In role reversal, Ohio sex offender mistakenly given private information about his neighborsBy Julie Carr Smyth, AP
Saturday, August 7, 2010
In turnabout, Ohio ex-con gets data on neighbors
COLUMBUS, Ohio — Neighbors routinely get a picture and a name when a sex offender moves next door. In a turnabout, an Ohio sex offender has received private information about his neighbors, including their Social Security numbers.
The material was shown to The Associated Press by convicted rapist Pearly Wilson, who was mistakenly given the information by a prosecutor. The data also contain the names, addresses and birth dates of nine of Wilson’s one-time neighbors on Columbus’ east side.
There was no indication Wilson misused anything in the files. Wilson, 80, says he came forward because he recognizes the irony of it falling into the hands of someone like him.
“Someone with a criminal mind could really use that information the wrong way,” he said.
The case also offers a view into a massive and controversial database designed to track criminals with the help of a raft of background information, including data on people whose only connection to a criminal is a similar address.
Franklin County Prosecutor Ron O’Brien took responsibility for the error, which he believes to be isolated.
Wilson’s former neighbors, meanwhile, are wondering why the government has data about them at all.
“They don’t need to be running my personal information,” said Don Hickman, 47, who still lives on the street where Wilson once worked as a live-in church groundskeeper. “I’m not a sex offender. I’ve done nothing wrong here.”
Neighbor information is useful to police when serving warrants, making family connections and finding fugitives, said Shannon Crowther, who heads technology services for the Franklin County Sheriff’s Office.
The information was released to Wilson last summer, as prosecutors were grappling with more than 7,000 lawsuits that sex offenders had filed against Ohio’s first-in-the-nation implementation of the federal Adam Walsh Child Protection and Safety Act. The offenders’ challenges contend the federal law’s stricter classifications and longer reporting periods can’t be applied retroactively.
Wilson spent 23 years behind bars for raping a woman in 1976. He went back for six months in 2005 for failing to report an address change to the state sex offender registry.
A voluminous litigator who acted as his own attorney, Wilson said he has an otherwise clean record. He waited almost a year to reveal what he had for fear it would jeopardize his ability to get off the registry. His obligation to stay on the registry expired in July.

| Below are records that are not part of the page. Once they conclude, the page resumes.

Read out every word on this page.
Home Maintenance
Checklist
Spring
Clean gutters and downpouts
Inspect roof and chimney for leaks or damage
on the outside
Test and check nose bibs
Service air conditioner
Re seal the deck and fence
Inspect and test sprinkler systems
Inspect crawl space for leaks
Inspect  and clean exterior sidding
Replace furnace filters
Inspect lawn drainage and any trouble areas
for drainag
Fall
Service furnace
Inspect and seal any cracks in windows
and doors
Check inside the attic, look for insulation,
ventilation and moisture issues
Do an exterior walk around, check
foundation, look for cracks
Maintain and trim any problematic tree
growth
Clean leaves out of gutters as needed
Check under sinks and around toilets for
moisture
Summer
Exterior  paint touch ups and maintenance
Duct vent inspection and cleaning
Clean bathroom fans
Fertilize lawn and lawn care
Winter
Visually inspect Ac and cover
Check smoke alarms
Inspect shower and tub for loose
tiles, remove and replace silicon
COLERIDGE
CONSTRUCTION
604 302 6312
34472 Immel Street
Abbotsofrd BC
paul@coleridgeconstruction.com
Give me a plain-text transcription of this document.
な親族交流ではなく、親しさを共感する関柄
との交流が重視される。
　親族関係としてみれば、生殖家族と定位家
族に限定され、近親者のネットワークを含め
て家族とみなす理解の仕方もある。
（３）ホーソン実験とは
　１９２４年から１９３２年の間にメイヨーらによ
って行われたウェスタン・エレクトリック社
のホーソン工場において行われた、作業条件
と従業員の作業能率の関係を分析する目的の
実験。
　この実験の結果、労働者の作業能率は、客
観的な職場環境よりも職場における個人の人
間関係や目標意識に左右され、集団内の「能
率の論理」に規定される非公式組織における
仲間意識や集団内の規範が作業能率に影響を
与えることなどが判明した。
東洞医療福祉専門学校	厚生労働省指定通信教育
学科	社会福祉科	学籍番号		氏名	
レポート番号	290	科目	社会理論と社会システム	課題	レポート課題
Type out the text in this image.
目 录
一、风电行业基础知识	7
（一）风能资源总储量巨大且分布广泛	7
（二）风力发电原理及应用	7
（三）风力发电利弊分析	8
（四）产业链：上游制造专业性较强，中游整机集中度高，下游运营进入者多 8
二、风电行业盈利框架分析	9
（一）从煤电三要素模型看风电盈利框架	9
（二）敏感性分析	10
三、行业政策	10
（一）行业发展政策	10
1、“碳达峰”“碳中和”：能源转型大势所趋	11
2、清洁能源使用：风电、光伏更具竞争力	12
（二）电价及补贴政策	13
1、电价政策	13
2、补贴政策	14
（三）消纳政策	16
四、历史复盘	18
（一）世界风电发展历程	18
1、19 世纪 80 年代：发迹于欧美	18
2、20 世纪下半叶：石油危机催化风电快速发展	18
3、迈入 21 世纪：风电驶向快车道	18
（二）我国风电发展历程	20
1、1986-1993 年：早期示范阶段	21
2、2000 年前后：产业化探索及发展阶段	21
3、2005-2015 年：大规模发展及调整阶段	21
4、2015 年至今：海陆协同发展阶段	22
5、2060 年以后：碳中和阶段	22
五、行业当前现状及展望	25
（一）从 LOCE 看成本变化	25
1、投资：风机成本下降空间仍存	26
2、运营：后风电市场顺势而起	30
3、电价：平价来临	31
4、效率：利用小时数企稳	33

O’Brien said Wilson had zealously sought records held in his county sex offender file. After Wilson threatened to take the issue to federal court, an assistant prosecutor turned over the documents.
“They feared he’d say, ‘See, you’re still hiding stuff,’ so they released everything in the file, lock, stock and barrel, and didn’t properly review it,” O’Brien said. “They gave him things they shouldn’t have.”
According to the documents, the data on Wilson’s neighbors was part of a background check on him run through Matrix, the Multi-State Anti-Terrorism Information Exchange. Wilson also received a copy of another confidential report created by Central Ohio Crime Stoppers, which contained no neighbor information.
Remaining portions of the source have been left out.